Nabila merinding membayangkannya. Kali ini pun, kalau bukan karena Gilbert dan Erlangga, belum tentu mereka bisa mengalahkan Ghoul Besar.
“Jadi ini yang kita tahu,” lanjut Wati. “Dunia ini namanya Nusantara. Ada tiga puluh empat dungeon yang bos dungeonnya harus dikalahin supaya semua bisa pulang. Sekarang udah beres dua puluh empat. Tapi masalahnya, kita lagi mentok.”
“Mentok kenapa?”
“Bayangin aja dungeon Tutorial, tapi dungeonnya seratus kali lebih luas, monsternya seratus kali lebih banyak, udah gitu seratus kali lebih kuat,” jelas Wati. “Banyak yang gugur, belom lagi…” Ia berhenti sebentar melirik ke arah Saleh yang berdiri cuek. “Yah intinya banyak yang gugur jadi kita sulit lanjut. Makanya kita butuh rekrutan baru.”
“Ooh, jadi kami dijemput cuma buat disuruh bertarung lagi?” ucap seseorang sarkastik.
“Ya terserah, mau pulang nggak?” jawab Wati sekenanya. “Intinya selama bos tiga puluh empat dungeon belom dikalahin, nggak ada yang bisa pulang. Bukan aku yang bikin peraturan, tapi dah dari sananya.”
Bagai keluar dari mulut harimau, masuk mulut buaya. Setelah melalui teror mengerikan saat menghadapi Ghoul Besar, ternyata para penjelajah cuma dihadapkan pada dungeon-dungeon yang lain yang katanya jauh lebih berbahaya.
“Tapi tenang, kalian semua ngambil cincin akik, kan?
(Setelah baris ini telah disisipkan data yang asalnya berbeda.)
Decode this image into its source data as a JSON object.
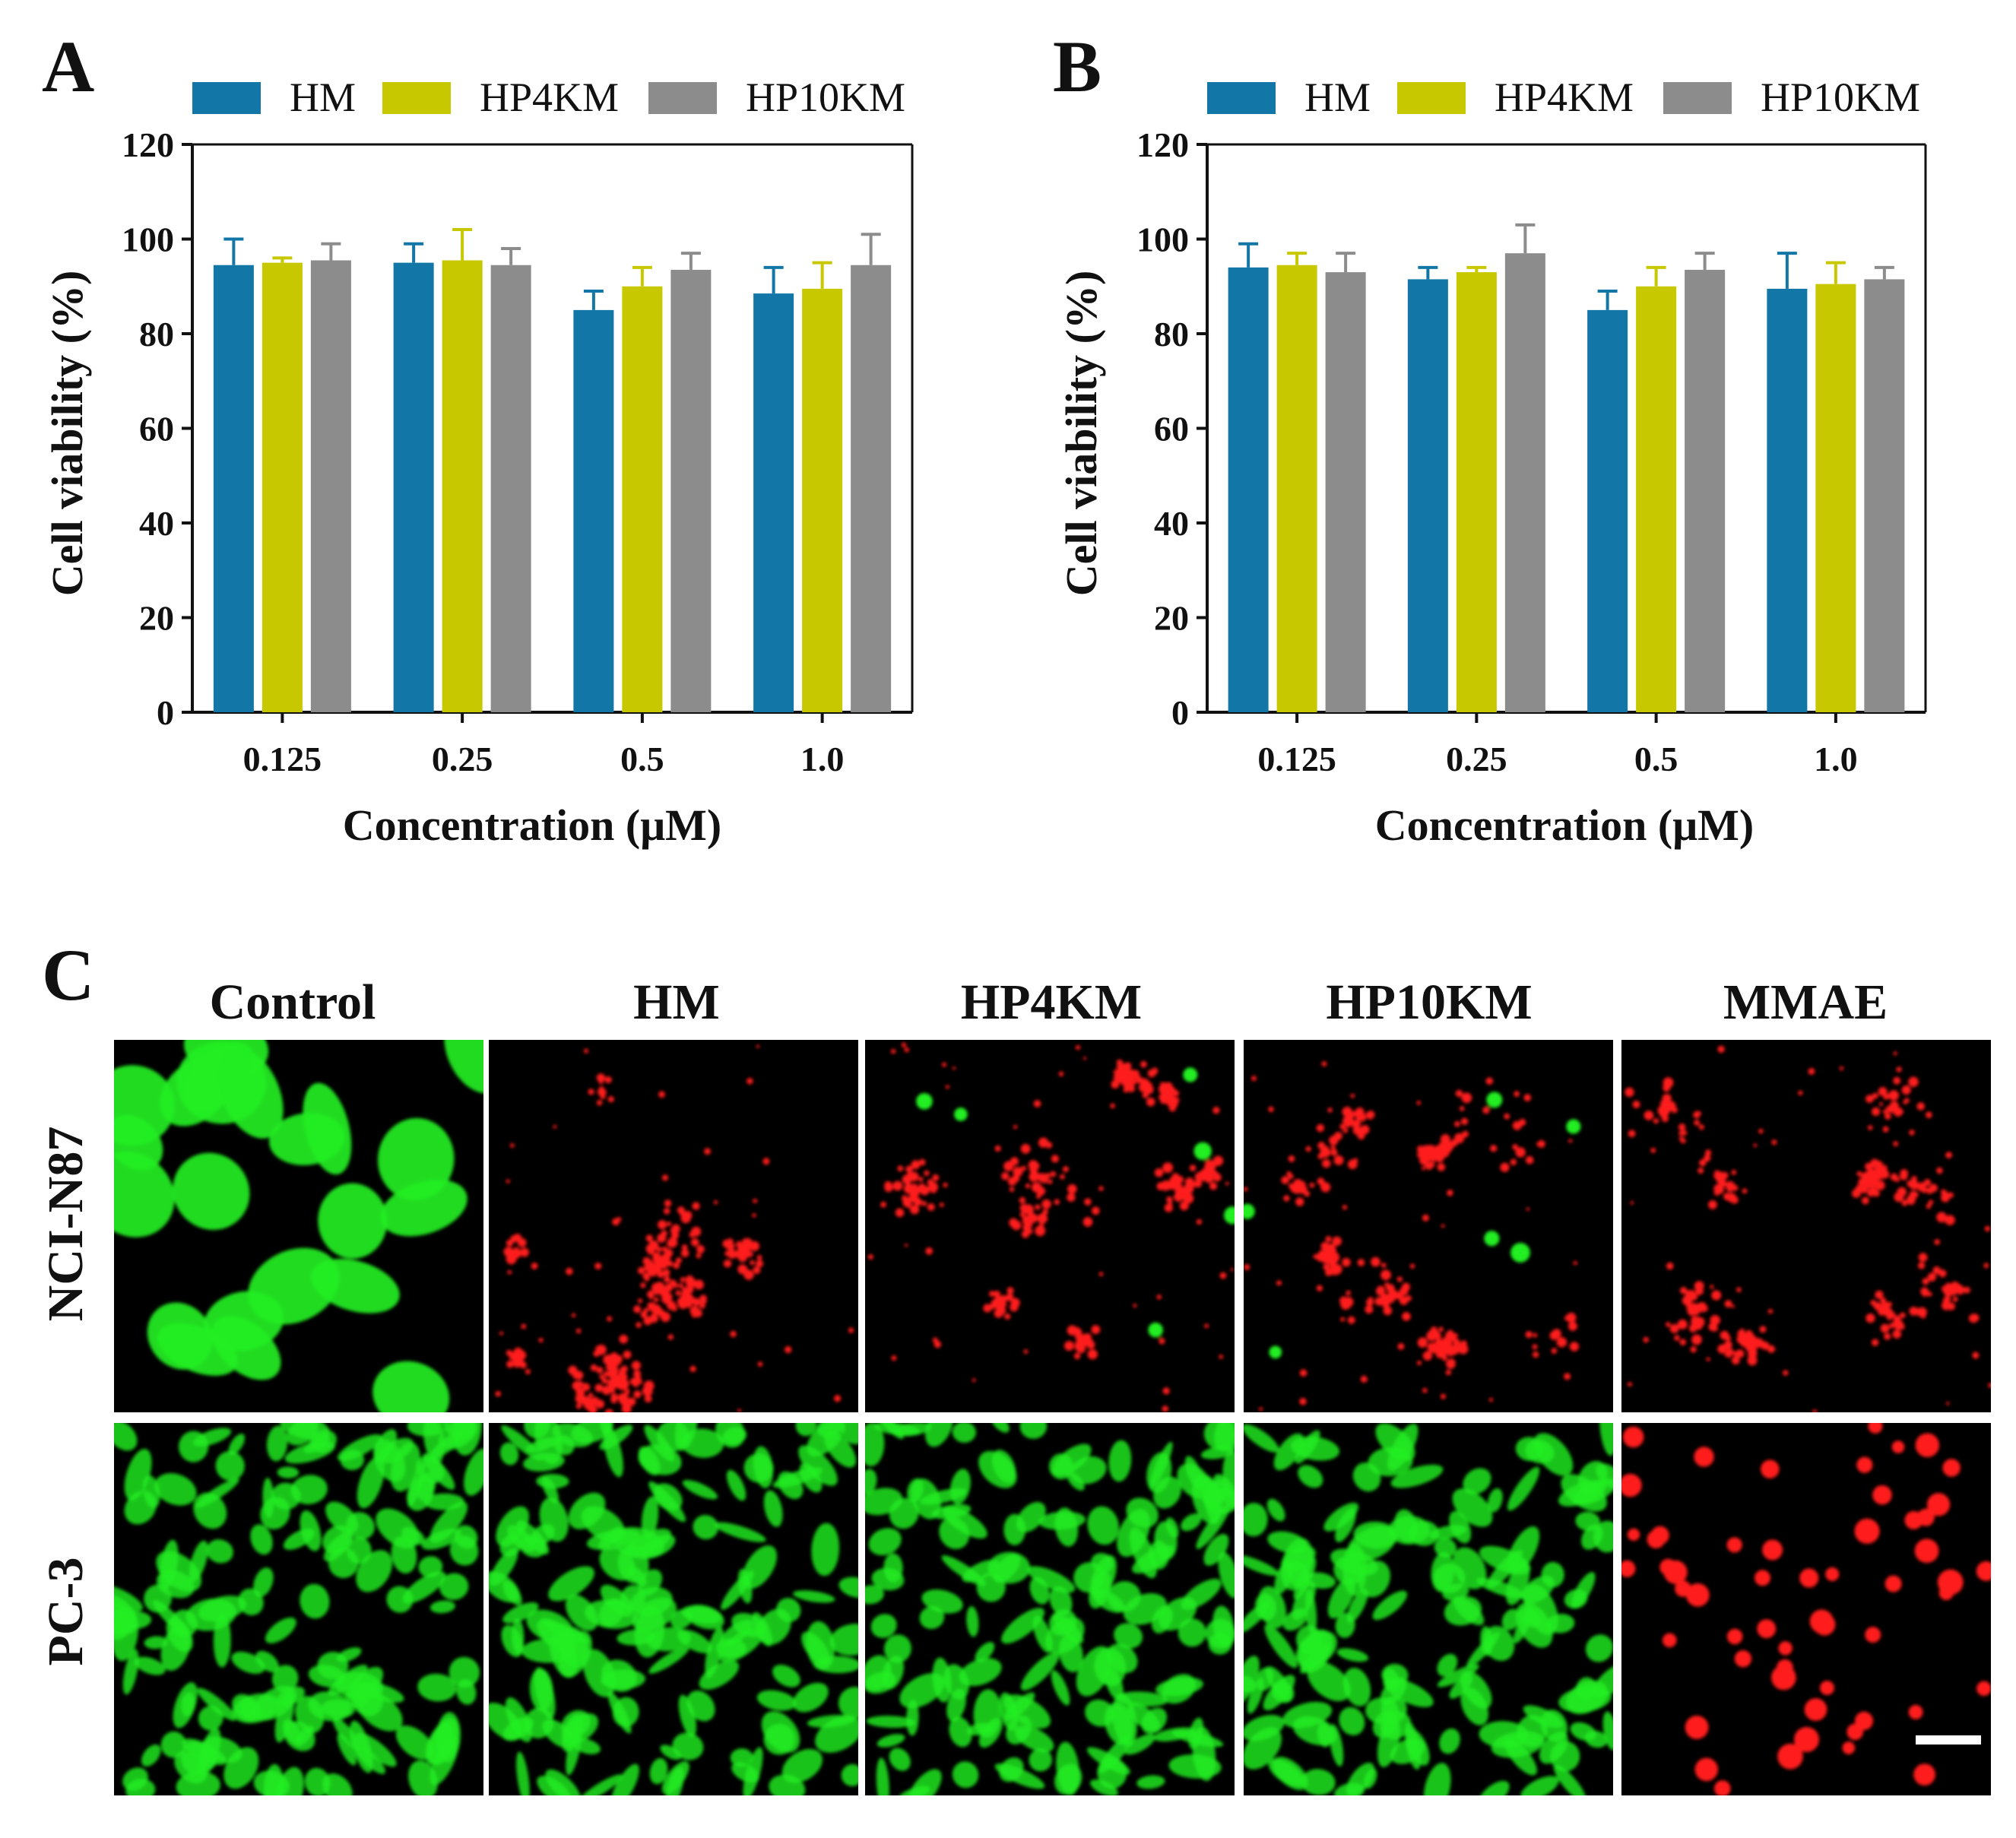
{
  "colors": {
    "HM": "#1277a6",
    "HP4KM": "#c8c800",
    "HP10KM": "#8c8c8c",
    "live_stain": "#22ee22",
    "dead_stain": "#ff1a1a",
    "micro_background": "#000000"
  },
  "chart_data": [
    {
      "panel": "A",
      "type": "bar",
      "categories": [
        "0.125",
        "0.25",
        "0.5",
        "1.0"
      ],
      "series": [
        {
          "name": "HM",
          "values": [
            94.5,
            95,
            85,
            88.5
          ],
          "errors": [
            5.5,
            4,
            4,
            5.5
          ]
        },
        {
          "name": "HP4KM",
          "values": [
            95,
            95.5,
            90,
            89.5
          ],
          "errors": [
            1,
            6.5,
            4,
            5.5
          ]
        },
        {
          "name": "HP10KM",
          "values": [
            95.5,
            94.5,
            93.5,
            94.5
          ],
          "errors": [
            3.5,
            3.5,
            3.5,
            6.5
          ]
        }
      ],
      "title": "",
      "xlabel": "Concentration (μM)",
      "ylabel": "Cell viability (%)",
      "ylim": [
        0,
        120
      ],
      "yticks": [
        0,
        20,
        40,
        60,
        80,
        100,
        120
      ],
      "legend": "top"
    },
    {
      "panel": "B",
      "type": "bar",
      "categories": [
        "0.125",
        "0.25",
        "0.5",
        "1.0"
      ],
      "series": [
        {
          "name": "HM",
          "values": [
            94,
            91.5,
            85,
            89.5
          ],
          "errors": [
            5,
            2.5,
            4,
            7.5
          ]
        },
        {
          "name": "HP4KM",
          "values": [
            94.5,
            93,
            90,
            90.5
          ],
          "errors": [
            2.5,
            1,
            4,
            4.5
          ]
        },
        {
          "name": "HP10KM",
          "values": [
            93,
            97,
            93.5,
            91.5
          ],
          "errors": [
            4,
            6,
            3.5,
            2.5
          ]
        }
      ],
      "title": "",
      "xlabel": "Concentration (μM)",
      "ylabel": "Cell viability (%)",
      "ylim": [
        0,
        120
      ],
      "yticks": [
        0,
        20,
        40,
        60,
        80,
        100,
        120
      ],
      "legend": "top"
    }
  ],
  "panel_c": {
    "letter": "C",
    "columns": [
      "Control",
      "HM",
      "HP4KM",
      "HP10KM",
      "MMAE"
    ],
    "rows": [
      "NCI-N87",
      "PC-3"
    ],
    "stains": [
      [
        "live",
        "dead",
        "dead",
        "dead",
        "dead"
      ],
      [
        "live",
        "live",
        "live",
        "live",
        "dead"
      ]
    ]
  }
}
Cincin itu punya kekuatan, makanya tadi aku bisa ngelempar orang pake satu tangan.” Wati menunjukkan cincin di jari manisnya yang memiliki batu merah delima. “Kalian nggak akan bertarung cuma modal senjata karatan kayak pas lawan Ghoul di dungeon Tutorial.”
Akhirnya ada setitik harapan. Tiap orang melihat akiknya masing-masing yang ternyata kini memiliki corak berbeda-beda. Padahal sebelumnya semua berwarna putih polos.
“Tiap akik punya skillset khusus, dari yang peringkat rendah sampai tinggi. Nanti bakal dijelasin sambil jalan. Gitu kira-kira garis besarnya. Ada yang mau nanya, nggak?”
“Udah, langsung aja ke perekrutan,” timpal Saleh seraya mengelus-elus tongkat komandonya. Pandangannya menyisir pada penjelajah baru.
“Nggak usah buru-buru, Pak Tua,” kata Wati ketus. “Tapi memang beda ya orang kalau udah bau tanah pengennya serba buru-buru.”
“Hehehe, bibirmu manis tapi omongannya kotor.”
“Hei, hei, jangan berkelahi dong, malu dilihatin penjelajah baru,” Furqon tertawa ringan sebelum Wati sempat membalas.
Gadis itu berdeham.
“Ya udah kalau ngga ada pertanyaan,” ucapnya. “Sekarang kita lanjut ke sesi perekrutan!”